Sin embargo, en la pluma de Octavio Paz, tales ideales antagónicos no se neutralizan; al contrario, se alimentan de la realidad inasible de un microcosmos donde las contradicciones del imaginario colonial se entrelazan sin fusionarse. India no es un espacio encantado ni un lugar moderno, sino ambos y ninguno al mismo tiempo, “el realismo descarnado aliado a la fantasía delirante”.25 Como afirma Juan Carlos Ruiz Guadalajara, el escritor usó la abstracción poética para interpretar la “realidad de extremos y alteridad” que caracteriza a India, entendiéndola “siempre en clave de extremos que se tocan, que se funden, que se explican el uno al otro, que coexisten, se devoran, se necesitan o se rechazan”.26 Según Paz, esta tierra es un mosaico de contrastes que conviven en extraña armonía: “modernidad y arcaísmo, lujo y pobreza, sensualidad y ascetismo, incuria y eficacia, mansedumbre y violencia, pluralidad de castas y de lenguas, dioses y ritos, costumbres e ideas, ríos y desiertos, llanuras y montañas, ciudades y pueblecillos, la vida rural y la industrial a distancia de siglos en el tiempo y juntas en el espacio”. Finalmente sintetiza en retrospectiva: “vi monstruos y me cegaron relámpagos de belleza”.27
En las primeras páginas de Vislumbres, el viajero recuenta su primera visita a Bombay, ciudad aparentemente caótica y desordenada, quizá en comparación tácita con la disposición racional y sosegada de París, donde había fungido como embajador antes de llegar.
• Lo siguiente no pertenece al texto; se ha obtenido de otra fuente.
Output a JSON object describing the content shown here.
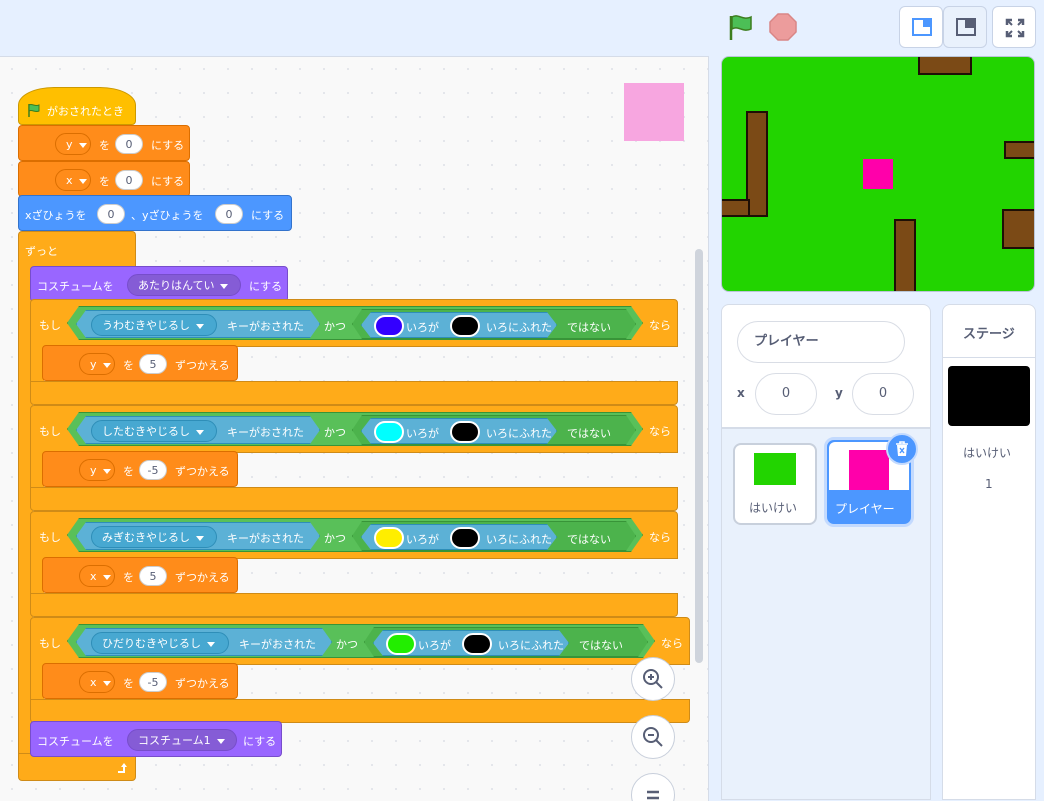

A pesar de esta abrupta transición del lugar moderno al espacio encantado, para el intelectual mexicano las viñetas del Este, más que fantásticas, eran demasiado reales. Al discutir El mono gramático, Fabienne Bradu concluye que en la obra de Paz “la verdadera espiritualidad de la India no consiste en una fuga de la realidad, sino en su revelación por el exceso”.28 En párrafos consecutivos, el poeta enlista las visiones de la “realidad insólita” que le aguardaba afuera del hotel Taj Mahal:
oleadas de calor, vastos edificios grises y rojos como los de un Londres victoriano crecidos entre las palmeras y los banianos como una pesadilla pertinaz, muros leprosos, anchas y hermosas avenidas, grandes árboles desconocidos, callejas malolientes […] manchas rojizas de betel en el pavimento, batallas a claxonazos entre un taxi y un autobús polvoriento […] al cruzar una esquina, la aparición de una muchacha como una flor que se entreabre,
rachas de hedores, materias en descomposición, hálitos de perfumes frescos y puros […] mujeres de saris rojos, azules, amarillos, colores delirantes, unos solares y otros nocturnos […] jardines públicos agobiados por el calor, monos en las cornisas de los edificios, mierda y jazmines, niños vagabundos […]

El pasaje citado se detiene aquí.